Sunday, April 7, 2013

Foraying into the world of vlogs

I made my first vlog tonight! Just a bit of an intro - I talk about two milestones - hitting 200 sales, and my first 1-star review.

Check it out. For some reason the three options Youtube gave me as thumb nails all had my eyes closed in them :-/ I promise they're mostly open in the video. Accent sounds a bit weird to me - I think I was over-enunciating and trying to speak all proper-like so people could actually understand me, but I come off sounding like a wannabe-Brit!
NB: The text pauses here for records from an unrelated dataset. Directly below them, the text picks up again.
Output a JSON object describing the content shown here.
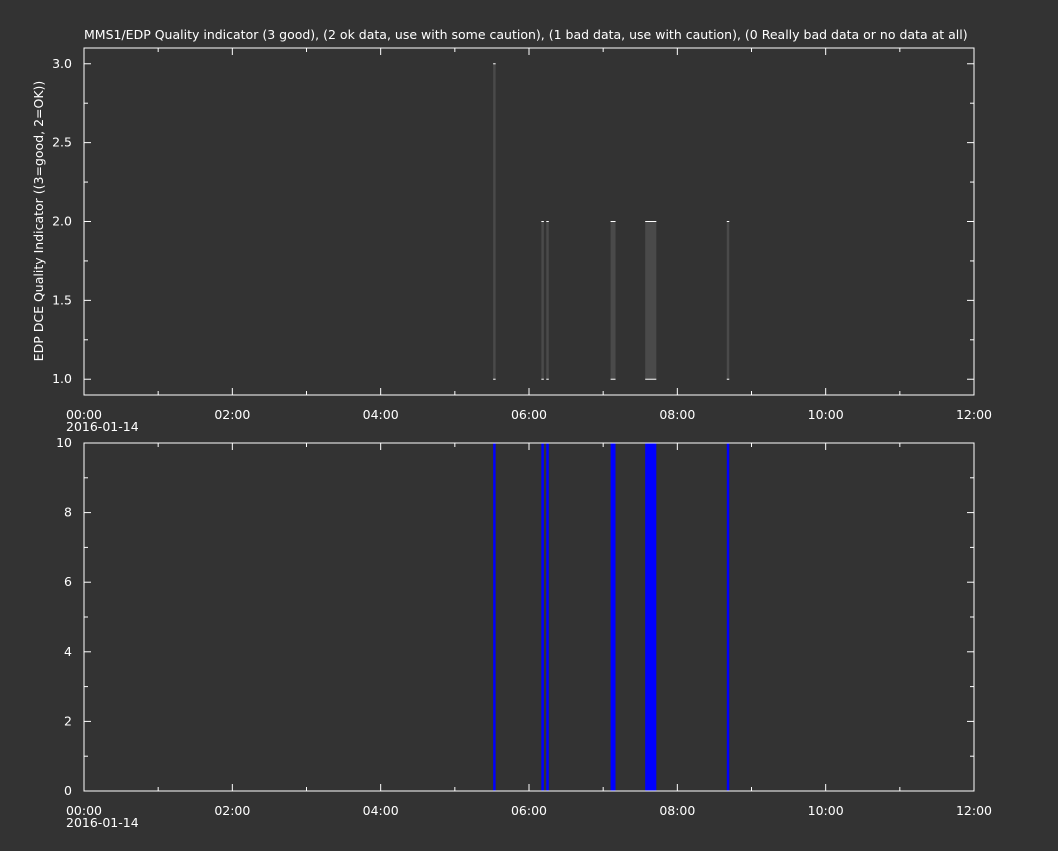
{
  "chart_data": [
    {
      "type": "bar",
      "title": "MMS1/EDP  Quality indicator (3 good), (2 ok data, use with some caution), (1 bad data, use with caution), (0 Really bad data or no data at all)",
      "ylabel": "EDP DCE Quality Indicator ((3=good, 2=OK))",
      "xlabel": "",
      "xlim": [
        "00:00",
        "12:00"
      ],
      "ylim": [
        0.9,
        3.1
      ],
      "x_tick_labels": [
        "00:00",
        "02:00",
        "04:00",
        "06:00",
        "08:00",
        "10:00",
        "12:00"
      ],
      "x_date_label": "2016-01-14",
      "y_tick_labels": [
        "1.0",
        "1.5",
        "2.0",
        "2.5",
        "3.0"
      ],
      "y_ticks": [
        1.0,
        1.5,
        2.0,
        2.5,
        3.0
      ],
      "bar_color": "#4a4a4a",
      "bars": [
        {
          "start": "05:31",
          "end": "05:33",
          "low": 1,
          "high": 3
        },
        {
          "start": "06:10",
          "end": "06:12",
          "low": 1,
          "high": 2
        },
        {
          "start": "06:14",
          "end": "06:16",
          "low": 1,
          "high": 2
        },
        {
          "start": "07:06",
          "end": "07:10",
          "low": 1,
          "high": 2
        },
        {
          "start": "07:34",
          "end": "07:43",
          "low": 1,
          "high": 2
        },
        {
          "start": "08:40",
          "end": "08:42",
          "low": 1,
          "high": 2
        }
      ]
    },
    {
      "type": "bar",
      "xlim": [
        "00:00",
        "12:00"
      ],
      "ylim": [
        0,
        10
      ],
      "x_tick_labels": [
        "00:00",
        "02:00",
        "04:00",
        "06:00",
        "08:00",
        "10:00",
        "12:00"
      ],
      "x_date_label": "2016-01-14",
      "y_tick_labels": [
        "0",
        "2",
        "4",
        "6",
        "8",
        "10"
      ],
      "y_ticks": [
        0,
        2,
        4,
        6,
        8,
        10
      ],
      "bar_color": "#0000ff",
      "bars": [
        {
          "start": "05:31",
          "end": "05:33",
          "low": 0,
          "high": 10
        },
        {
          "start": "06:10",
          "end": "06:12",
          "low": 0,
          "high": 10
        },
        {
          "start": "06:14",
          "end": "06:16",
          "low": 0,
          "high": 10
        },
        {
          "start": "07:06",
          "end": "07:10",
          "low": 0,
          "high": 10
        },
        {
          "start": "07:34",
          "end": "07:43",
          "low": 0,
          "high": 10
        },
        {
          "start": "08:40",
          "end": "08:42",
          "low": 0,
          "high": 10
        }
      ]
    }
  ]
}
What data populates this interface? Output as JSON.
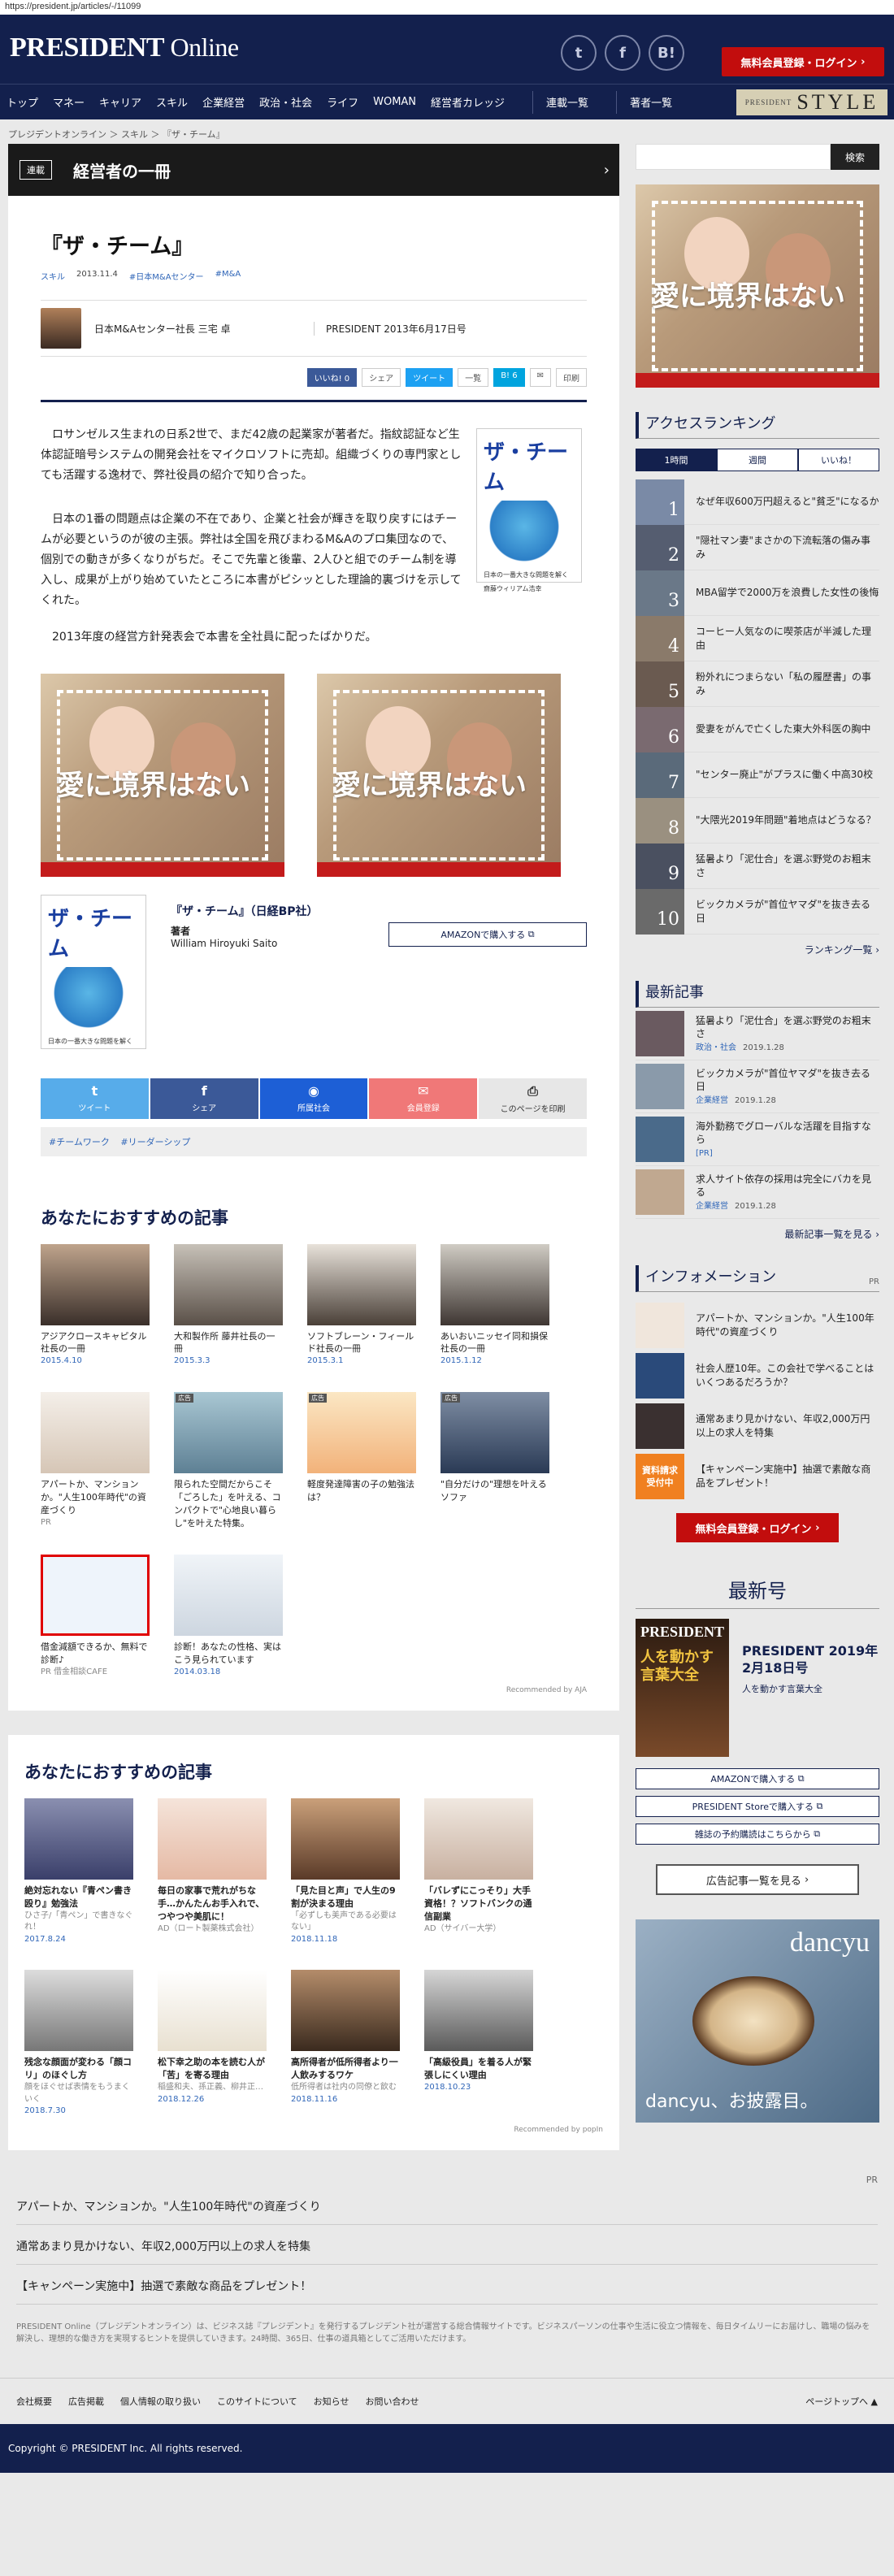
{
  "url": "https://president.jp/articles/-/11099",
  "header": {
    "logo_main": "PRESIDENT",
    "logo_sub": "Online",
    "social": [
      "twitter-icon",
      "facebook-icon",
      "hatena-icon"
    ],
    "social_glyphs": [
      "t",
      "f",
      "B!"
    ],
    "signup": "無料会員登録・ログイン"
  },
  "nav": {
    "items": [
      "トップ",
      "マネー",
      "キャリア",
      "スキル",
      "企業経営",
      "政治・社会",
      "ライフ",
      "WOMAN",
      "経営者カレッジ"
    ],
    "series": "連載一覧",
    "writers": "著者一覧",
    "style_small": "PRESIDENT",
    "style_big": "STYLE"
  },
  "breadcrumb": "プレジデントオンライン ＞ スキル ＞ 『ザ・チーム』",
  "series_bar": {
    "tag": "連載",
    "title": "経営者の一冊"
  },
  "article": {
    "title": "『ザ・チーム』",
    "category": "スキル",
    "date": "2013.11.4",
    "tag1": "#日本M&Aセンター",
    "tag2": "#M&A",
    "author": "日本M&Aセンター社長 三宅 卓",
    "publication": "PRESIDENT 2013年6月17日号",
    "share_like": "いいね! 0",
    "share_fb": "シェア",
    "share_tw": "ツイート",
    "share_list": "一覧",
    "share_hb": "B! 6",
    "share_print": "印刷",
    "p1": "ロサンゼルス生まれの日系2世で、まだ42歳の起業家が著者だ。指紋認証など生体認証暗号システムの開発会社をマイクロソフトに売却。組織づくりの専門家としても活躍する逸材で、弊社役員の紹介で知り合った。",
    "p2": "日本の1番の問題点は企業の不在であり、企業と社会が輝きを取り戻すにはチームが必要というのが彼の主張。弊社は全国を飛びまわるM&Aのプロ集団なので、個別での動きが多くなりがちだ。そこで先輩と後輩、2人ひと組でのチーム制を導入し、成果が上がり始めていたところに本書がピシッとした理論的裏づけを示してくれた。",
    "p3": "2013年度の経営方針発表会で本書を全社員に配ったばかりだ。",
    "book_cover_title": "ザ・チーム",
    "book_cover_sub": "日本の一番大きな問題を解く",
    "book_cover_author": "齋藤ウィリアム浩幸",
    "ad_text": "愛に境界はない"
  },
  "book": {
    "title": "『ザ・チーム』（日経BP社）",
    "author_label": "著者",
    "author": "William Hiroyuki Saito",
    "amazon": "AMAZONで購入する"
  },
  "share_big": {
    "tw": "ツイート",
    "fb": "シェア",
    "ms": "所属社会",
    "ml": "会員登録",
    "pr": "このページを印刷"
  },
  "tags": [
    "#チームワーク",
    "#リーダーシップ"
  ],
  "recommend1": {
    "title": "あなたにおすすめの記事",
    "cards": [
      {
        "title": "アジアクロースキャピタル社長の一冊",
        "date": "2015.4.10"
      },
      {
        "title": "大和製作所 藤井社長の一冊",
        "date": "2015.3.3"
      },
      {
        "title": "ソフトブレーン・フィールド社長の一冊",
        "date": "2015.3.1"
      },
      {
        "title": "あいおいニッセイ同和損保社長の一冊",
        "date": "2015.1.12"
      },
      {
        "title": "アパートか、マンションか。\"人生100年時代\"の資産づくり",
        "date": "PR"
      },
      {
        "title": "限られた空間だからこそ「ごろした」を叶える、コンパクトで\"心地良い暮らし\"を叶えた特集。",
        "date": "広告"
      },
      {
        "title": "軽度発達障害の子の勉強法は？",
        "date": "広告"
      },
      {
        "title": "\"自分だけの\"理想を叶えるソファ",
        "date": "広告"
      },
      {
        "title": "借金減額できるか、無料で診断♪",
        "date": "PR 借金相談CAFE"
      },
      {
        "title": "診断！あなたの性格、実はこう見られています",
        "date": "2014.03.18"
      }
    ],
    "recommended_by": "Recommended by AJA"
  },
  "recommend2": {
    "title": "あなたにおすすめの記事",
    "cards": [
      {
        "title": "絶対忘れない『青ペン書き殴り』勉強法",
        "sub": "ひさ子/「青ペン」で書きなぐれ！",
        "date": "2017.8.24"
      },
      {
        "title": "毎日の家事で荒れがちな手…かんたんお手入れで、つやつや美肌に！",
        "sub": "AD（ロート製薬株式会社）",
        "date": ""
      },
      {
        "title": "「見た目と声」で人生の9割が決まる理由",
        "sub": "「必ずしも美声である必要はない」",
        "date": "2018.11.18"
      },
      {
        "title": "「バレずにこっそり」大手資格！？ソフトバンクの通信副業",
        "sub": "AD（サイバー大学）",
        "date": ""
      },
      {
        "title": "残念な顔面が変わる「顔コリ」のほぐし方",
        "sub": "顔をほぐせば表情をもうまくいく",
        "date": "2018.7.30"
      },
      {
        "title": "松下幸之助の本を読む人が「苦」を寄る理由",
        "sub": "稲盛和夫、孫正義、柳井正…",
        "date": "2018.12.26"
      },
      {
        "title": "高所得者が低所得者より一人飲みするワケ",
        "sub": "低所得者は社内の同僚と飲む",
        "date": "2018.11.16"
      },
      {
        "title": "「高級役員」を着る人が緊張しにくい理由",
        "sub": "",
        "date": "2018.10.23"
      }
    ],
    "recommended_by": "Recommended by popIn"
  },
  "sidebar": {
    "search_btn": "検索",
    "ranking_title": "アクセスランキング",
    "tabs": [
      "1時間",
      "週間",
      "いいね！"
    ],
    "ranking": [
      "なぜ年収600万円超えると\"貧乏\"になるか",
      "\"隠社マン妻\"まさかの下流転落の傷み事み",
      "MBA留学で2000万を浪費した女性の後悔",
      "コーヒー人気なのに喫茶店が半減した理由",
      "粉外れにつまらない「私の履歴書」の事み",
      "愛妻をがんで亡くした東大外科医の胸中",
      "\"センター廃止\"がプラスに働く中高30校",
      "\"大隈光2019年問題\"着地点はどうなる？",
      "猛暑より「泥仕合」を選ぶ野党のお粗末さ",
      "ビックカメラが\"首位ヤマダ\"を抜き去る日"
    ],
    "ranking_more": "ランキング一覧",
    "latest_title": "最新記事",
    "latest": [
      {
        "title": "猛暑より「泥仕合」を選ぶ野党のお粗末さ",
        "cat": "政治・社会",
        "date": "2019.1.28"
      },
      {
        "title": "ビックカメラが\"首位ヤマダ\"を抜き去る日",
        "cat": "企業経営",
        "date": "2019.1.28"
      },
      {
        "title": "海外勤務でグローバルな活躍を目指すなら",
        "cat": "[PR]",
        "date": ""
      },
      {
        "title": "求人サイト依存の採用は完全にバカを見る",
        "cat": "企業経営",
        "date": "2019.1.28"
      }
    ],
    "latest_more": "最新記事一覧を見る",
    "info_title": "インフォメーション",
    "info_pr": "PR",
    "info": [
      "アパートか、マンションか。\"人生100年時代\"の資産づくり",
      "社会人歴10年。この会社で学べることはいくつあるだろうか？",
      "通常あまり見かけない、年収2,000万円以上の求人を特集",
      "【キャンペーン実施中】抽選で素敵な商品をプレゼント！"
    ],
    "info_badge": "資料請求受付中",
    "signup": "無料会員登録・ログイン",
    "issue_title": "最新号",
    "issue_name": "PRESIDENT 2019年2月18日号",
    "issue_sub": "人を動かす言葉大全",
    "mag_title": "人を動かす言葉大全",
    "issue_btns": [
      "AMAZONで購入する",
      "PRESIDENT Storeで購入する",
      "雑誌の予約購読はこちらから"
    ],
    "ad_list": "広告記事一覧を見る",
    "dancyu_logo": "dancyu",
    "dancyu_text": "dancyu、お披露目。"
  },
  "pr_links": {
    "label": "PR",
    "items": [
      "アパートか、マンションか。\"人生100年時代\"の資産づくり",
      "通常あまり見かけない、年収2,000万円以上の求人を特集",
      "【キャンペーン実施中】抽選で素敵な商品をプレゼント！"
    ]
  },
  "footer": {
    "note": "PRESIDENT Online（プレジデントオンライン）は、ビジネス誌『プレジデント』を発行するプレジデント社が運営する総合情報サイトです。ビジネスパーソンの仕事や生活に役立つ情報を、毎日タイムリーにお届けし、職場の悩みを解決し、理想的な働き方を実現するヒントを提供していきます。24時間、365日、仕事の道具箱としてご活用いただけます。",
    "links": [
      "会社概要",
      "広告掲載",
      "個人情報の取り扱い",
      "このサイトについて",
      "お知らせ",
      "お問い合わせ"
    ],
    "top": "ページトップへ",
    "copyright": "Copyright © PRESIDENT Inc. All rights reserved."
  }
}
I will have to muck around so there's not so much background static in the next one.




Wednesday, March 27, 2013

Yay, family!



On a writer’s forum that I frequent, there’s currently a thread about family – unsupportive family. Parents, siblings and cousins that just don’t get the whole writing thing, keep asking when the writer is going to get a “real job”, have never read any of the writer’s books, and just generally unsupportive. 

My family is the opposite. They’re great. They’ve all read my first novella. My mother bought 7 copies of it – one ebook and six paperbacks to give to various older family members who were all quite thrilled. My siblings were among my first readers – my brother even bought two paperbacks so he could give one to his mate. My Dad who hadn’t read a book since the 1990’s, downloaded mine and sat on the beach and read it in two hours. He’d previously warned me that it might take him a while to read it, but once he started he said he couldn’t put it down.

So, thank you for being awesome, oh family of mine. 
 --

Up to 99 for March. One more, one more! 

Monday, March 25, 2013

Time whooshing by

Time is flying by all too fast at the moment. I can hardly believe that it will be April next week. I feel like it was just Autumn and it's already Spring.

Time marches by too quickly when you do the same thing every day. Weeks are indistinguishable. That is something I love about travelling - when you're on the road, each day is vastly different and weeks stretch into infinity. My months in Europe, my weeks in America, my early months in Canada, my visits home to Australia all burn so much brighter in my memory than the past two years of being a "grown up" with a "real job", spending week in and week out at the same desk, with the same people, doing variations of the same thing.

In two days it will have been two months since The Last Day on Earth was sent out into the ethers. I'm happy with the progress so far. I've received some lovely reviews which give me a warm fuzzy glow. Sales have been good. Not spectacular, but not horrible either, and better than I expected. As of typing, I'm up to 168 paid sales; 95 of those occurring so far in March. I'm wondering/hoping if I can hit 100 for the month.

But I also need to stop thinking about that side of things (which can be hard) and just concentrate on writing. I have so many stories and idea clambering around, it can be hard to pick one and stick with it. New things always look so shiny.

Current things I'm working on:

- Last Day on Earth sequel
- The Many Facets of Amelia Roe
- Kingdom of Dogs
- random other stories that will probably never see the light of day.

Tuesday, March 12, 2013

Working on the sequel to The Last Day on Earth

I've had quite a few queries as to whether I will be continuing the story of Lucy in The Last Day on Earth

Short answer: yes.

I have no idea when the next installment will be released at the moment. I'll keep you updated.